Buitres en la niebla
La semana que hoy termina y la que mañana comienza son las menos indicadas del año para disfrutar del presunto sosiego que deparan en Madrid los bares de barrio a la hora del aperitivo y en el crepúsculo. Más que entrar, irrumpen en las tabernas manadas de seres que representan con realismo montaraz lo más florido del producto interior bruto del reino. Acuden a comilonas de empresa. Cuando irrumpen antes del agasajo interclasista, se les puede tolerar porque van frescos todavía. Pero si te topas con ellos tras el ágape, son jauría intolerable, gritona, asilvestrada y aburrida hasta el estertor. Hay que huir a la francesa, como un raposo. O quedarte apostado en la barra como un búho para observar estoicamente cómo se lo montan los buitres disfrazados de cordero, cómo manipulan trompas que para sí quisieran algunos elefantes.
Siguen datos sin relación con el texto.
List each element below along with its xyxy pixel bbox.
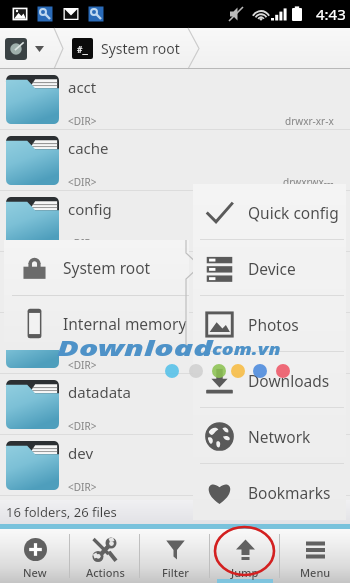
staticText: #_ <box>77 43 88 55</box>
staticText: d <box>68 260 78 280</box>
staticText: acct <box>68 77 97 97</box>
button[interactable]: d <box>0 252 350 313</box>
button[interactable]: Network <box>193 408 346 464</box>
staticText: <DIR> <box>68 114 97 128</box>
other: App icon <box>5 38 27 60</box>
staticText: Photos <box>248 314 299 335</box>
staticText: datadata <box>68 382 131 402</box>
staticText: Network <box>248 426 311 447</box>
staticText: cache <box>68 138 109 158</box>
button[interactable]: data <box>0 313 350 374</box>
button[interactable]: dev <box>0 435 350 496</box>
staticText: System root <box>101 39 180 58</box>
button[interactable]: App icon <box>0 38 54 60</box>
button[interactable]: Actions <box>70 529 140 583</box>
staticText: .com.vn <box>206 339 281 360</box>
staticText: drwxr-xr-x <box>285 114 334 128</box>
button[interactable]: #_ <box>72 34 188 63</box>
staticText: drwxrwx--- <box>283 175 334 189</box>
button[interactable]: datadata <box>0 374 350 435</box>
staticText: <DIR> <box>68 480 97 494</box>
button[interactable]: System root <box>4 240 189 295</box>
staticText: drwxrwx--x <box>281 358 334 372</box>
staticText: config <box>68 199 112 219</box>
button[interactable]: cache <box>0 130 350 191</box>
staticText: New <box>23 565 47 580</box>
staticText: drwxr-xr-x <box>285 236 334 250</box>
staticText: Internal memory <box>63 313 187 334</box>
staticText: Actions <box>86 565 125 580</box>
button[interactable]: Downloads <box>193 352 346 408</box>
staticText: Filter <box>162 565 189 580</box>
staticText: System root <box>63 257 151 278</box>
staticText: Bookmarks <box>248 482 331 503</box>
staticText: Downloads <box>248 370 330 391</box>
button[interactable]: acct <box>0 69 350 130</box>
staticText: drwxr-xr-x <box>285 480 334 494</box>
button[interactable]: Bookmarks <box>193 464 346 520</box>
staticText: 16 folders, 26 files <box>6 503 117 521</box>
staticText: Menu <box>300 565 331 580</box>
staticText: 4:43 <box>316 4 346 24</box>
staticText: <DIR> <box>68 236 97 250</box>
button[interactable]: Device <box>193 240 346 296</box>
staticText: Quick config <box>248 202 339 223</box>
staticText: dev <box>68 443 94 463</box>
staticText: <DIR> <box>68 419 97 433</box>
button[interactable]: Jump <box>210 529 280 583</box>
staticText: Download <box>57 334 213 362</box>
staticText: <DIR> <box>68 175 97 189</box>
button[interactable]: New <box>0 529 70 583</box>
staticText: Jump <box>231 565 259 580</box>
button[interactable]: Filter <box>140 529 210 583</box>
staticText: drwxrwx--x <box>281 419 334 433</box>
staticText: <DIR> <box>68 358 97 372</box>
button[interactable]: Quick config <box>193 184 346 240</box>
staticText: Device <box>248 258 296 279</box>
button[interactable]: Photos <box>193 296 346 352</box>
button[interactable]: Menu <box>280 529 350 583</box>
staticText: data <box>68 321 100 341</box>
button[interactable]: config <box>0 191 350 252</box>
button[interactable]: Internal memory <box>4 296 189 350</box>
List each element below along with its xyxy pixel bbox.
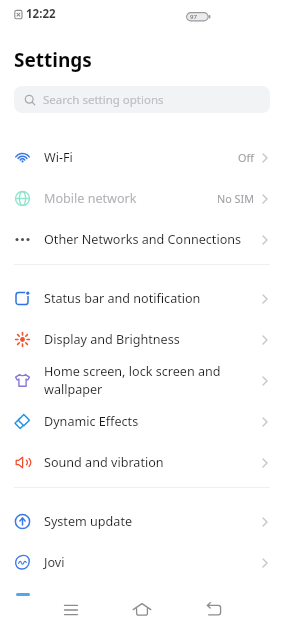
button[interactable]: Mobile network [0, 178, 284, 219]
button[interactable] [195, 596, 233, 624]
staticText: Wi-Fi [44, 149, 238, 166]
staticText: Settings [14, 47, 92, 73]
staticText: Dynamic Effects [44, 413, 262, 430]
staticText: Home screen, lock screen and wallpaper [44, 363, 262, 398]
button[interactable]: Jovi [0, 542, 284, 583]
button[interactable]: System update [0, 501, 284, 542]
button[interactable]: Dynamic Effects [0, 401, 284, 442]
button[interactable] [122, 596, 162, 624]
button[interactable]: Other Networks and Connections [0, 219, 284, 260]
staticText: Display and Brightness [44, 331, 262, 348]
staticText: Status bar and notification [44, 290, 262, 307]
staticText: System update [44, 513, 262, 530]
button[interactable]: Search setting options [14, 86, 270, 113]
staticText: Mobile network [44, 190, 217, 207]
staticText: Other Networks and Connections [44, 231, 262, 248]
staticText: 97 [190, 13, 197, 21]
staticText: Sound and vibration [44, 454, 262, 471]
button[interactable] [51, 596, 91, 624]
button[interactable]: Status bar and notification [0, 278, 284, 319]
button[interactable]: Sound and vibration [0, 442, 284, 483]
button[interactable]: Wi-Fi [0, 137, 284, 178]
staticText: No SIM [217, 191, 254, 206]
staticText: Jovi [44, 554, 262, 571]
button[interactable]: Display and Brightness [0, 319, 284, 360]
staticText: 12:22 [26, 6, 56, 22]
staticText: Off [238, 150, 254, 165]
staticText: Search setting options [43, 92, 164, 108]
button[interactable]: Home screen, lock screen and wallpaper [0, 360, 284, 401]
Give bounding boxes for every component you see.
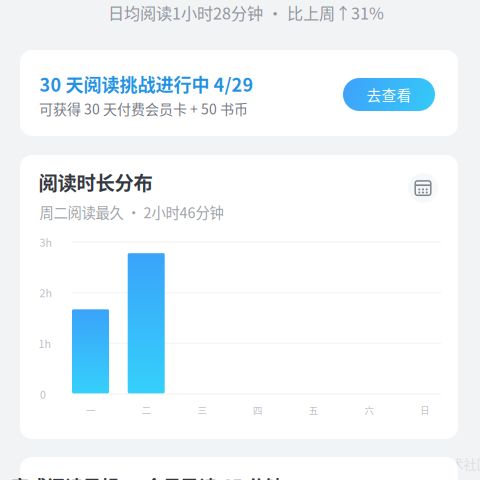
staticText: 二 <box>142 403 151 417</box>
staticText: 三 <box>197 403 206 417</box>
staticText: 30 天阅读挑战进行中 4/29 <box>40 71 254 97</box>
button[interactable]: Calendar <box>408 173 438 203</box>
staticText: 六 <box>364 403 374 417</box>
staticText: 阅读时长分布 <box>38 168 152 196</box>
staticText: 2h <box>40 285 52 300</box>
staticText: 周二阅读最久 · 2小时46分钟 <box>40 202 224 222</box>
staticText: 完成阅读目标 · 今日已读 45 分钟 <box>11 473 283 480</box>
button[interactable]: 去查看 <box>343 78 435 111</box>
staticText: 四 <box>253 403 262 417</box>
staticText: 日 <box>420 403 429 417</box>
staticText: @稀土掘金技术社区 <box>372 454 480 474</box>
staticText: 可获得 30 天付费会员卡 + 50 书币 <box>39 98 248 119</box>
staticText: 去查看 <box>366 84 412 105</box>
staticText: 一 <box>86 403 95 417</box>
staticText: 五 <box>309 403 318 417</box>
staticText: 3h <box>40 234 52 250</box>
staticText: 1h <box>38 336 50 351</box>
staticText: 0 <box>40 386 46 402</box>
staticText: 日均阅读1小时28分钟 · 比上周↑31% <box>108 1 384 24</box>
Madrid está plagado de buitres aparentemente encantadores, pero carroñeros en definitiva, como todos los de su especie. Sigue siendo la Corte de los Milagros quevedesca. Y siempre lo será, para qué nos vamos a engañar. No te puedes fiar ni de tu sombra. Menos mal que sigue habiendo gente que demuestra todo lo contrario.
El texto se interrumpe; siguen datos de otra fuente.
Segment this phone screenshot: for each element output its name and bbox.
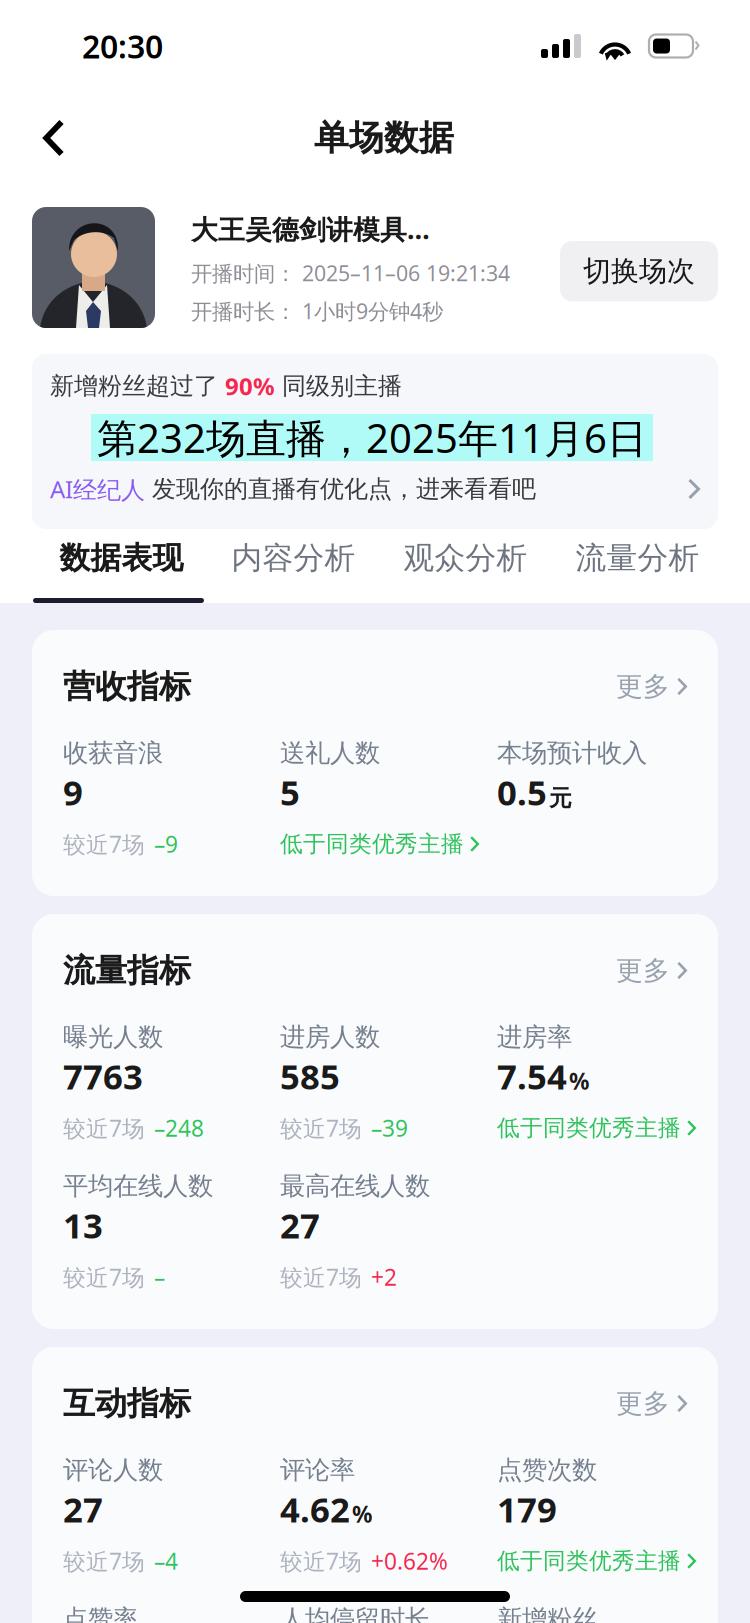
staticText: 新增粉丝 — [497, 1603, 597, 1623]
button[interactable]: 更多 — [616, 1387, 687, 1420]
staticText: 较近7场 — [63, 829, 145, 859]
staticText: 评论率 — [280, 1454, 355, 1486]
staticText: 较近7场 — [63, 1262, 145, 1292]
staticText: 较近7场 — [280, 1113, 362, 1143]
staticText: 5 — [280, 769, 300, 815]
button[interactable]: 数据表现 — [36, 529, 208, 587]
staticText: 互动指标 — [63, 1384, 191, 1423]
staticText: 单场数据 — [314, 117, 454, 159]
staticText: 点赞率 — [63, 1603, 138, 1623]
staticText: 179 — [497, 1486, 557, 1532]
staticText: % — [569, 1066, 589, 1096]
staticText: 收获音浪 — [63, 737, 163, 768]
staticText: –9 — [154, 829, 178, 859]
staticText: 内容分析 — [232, 539, 356, 577]
staticText: –248 — [154, 1113, 204, 1143]
button[interactable]: 流量分析 — [552, 529, 724, 587]
staticText: AI经纪人 — [50, 473, 145, 505]
staticText: 27 — [63, 1486, 103, 1532]
staticText: 7.54 — [497, 1053, 567, 1099]
staticText: 7763 — [63, 1053, 143, 1099]
staticText: 进房率 — [497, 1021, 572, 1052]
staticText: 20:30 — [82, 25, 163, 67]
staticText: 同级别主播 — [275, 371, 402, 401]
button[interactable]: 切换场次 — [560, 241, 718, 301]
staticText: 较近7场 — [280, 1546, 362, 1576]
staticText: 0.5 — [497, 769, 547, 815]
staticText: 低于同类优秀主播 — [497, 1547, 681, 1575]
staticText: 发现你的直播有优化点，进来看看吧 — [145, 474, 536, 504]
staticText: 585 — [280, 1053, 340, 1099]
staticText: 较近7场 — [63, 1113, 145, 1143]
staticText: 低于同类优秀主播 — [497, 1114, 681, 1142]
staticText: 数据表现 — [60, 539, 184, 577]
button[interactable]: Back — [0, 103, 90, 173]
staticText: 较近7场 — [280, 1262, 362, 1292]
button[interactable]: 更多 — [616, 954, 687, 987]
button[interactable]: 内容分析 — [208, 529, 380, 587]
staticText: 更多 — [616, 1387, 670, 1420]
staticText: 切换场次 — [583, 254, 695, 288]
staticText: 点赞次数 — [497, 1454, 597, 1486]
button[interactable]: AI经纪人 — [32, 461, 718, 529]
staticText: 更多 — [616, 670, 670, 703]
staticText: 人均停留时长 — [280, 1603, 430, 1623]
staticText: % — [352, 1499, 372, 1529]
staticText: 27 — [280, 1202, 320, 1248]
staticText: 13 — [63, 1202, 103, 1248]
staticText: 开播时间： 2025–11–06 19:21:34 — [191, 259, 510, 287]
staticText: 较近7场 — [63, 1546, 145, 1576]
staticText: 9 — [63, 769, 83, 815]
button[interactable]: 观众分析 — [380, 529, 552, 587]
staticText: 本场预计收入 — [497, 737, 647, 768]
staticText: – — [154, 1262, 165, 1292]
staticText: 进房人数 — [280, 1021, 380, 1052]
staticText: 平均在线人数 — [63, 1170, 213, 1202]
staticText: 新增粉丝超过了 — [50, 371, 225, 401]
staticText: 评论人数 — [63, 1454, 163, 1486]
staticText: 开播时长： 1小时9分钟4秒 — [191, 297, 443, 325]
staticText: 曝光人数 — [63, 1021, 163, 1052]
staticText: 最高在线人数 — [280, 1170, 430, 1202]
button[interactable]: 低于同类优秀主播 — [497, 1117, 696, 1139]
staticText: 营收指标 — [63, 667, 191, 706]
staticText: +2 — [371, 1262, 397, 1292]
staticText: 90% — [225, 370, 275, 402]
staticText: 第232场直播，2025年11月6日 — [97, 411, 647, 464]
staticText: 流量指标 — [63, 951, 191, 990]
staticText: 4.62 — [280, 1486, 350, 1532]
staticText: 流量分析 — [576, 539, 700, 577]
staticText: –4 — [154, 1546, 178, 1576]
staticText: 低于同类优秀主播 — [280, 830, 464, 858]
button[interactable]: 低于同类优秀主播 — [280, 833, 479, 855]
staticText: 观众分析 — [404, 539, 528, 577]
staticText: 元 — [549, 784, 572, 812]
button[interactable]: 更多 — [616, 670, 687, 703]
staticText: –39 — [371, 1113, 408, 1143]
staticText: +0.62% — [371, 1546, 448, 1576]
staticText: 大王吴德剑讲模具… — [191, 211, 430, 247]
staticText: 送礼人数 — [280, 737, 380, 768]
button[interactable]: 低于同类优秀主播 — [497, 1550, 696, 1572]
staticText: 更多 — [616, 954, 670, 987]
Gracias a Dios, o a quien sea, los controles de alcoholemia y demás sustancias enervantes, están cambiando costumbres ancestrales y perniciosas. Para melancolía de unos cuantos establecimientos hosteleros, la gente se lo piensa mucho antes de acudir a una juerga con un volante entre las manos. Las carreteras y las calles van más sueltas, en principio. Esto es magnífico, sobre todo en Navidad, la época del año en que se cometen más desatinos viscerales; las noches entrañables que suelen acabar como el rosario de la aurora; la inmensa pena que te atrapa al recordar a personas que ya no están aquí para emborracharte un poco a su lado.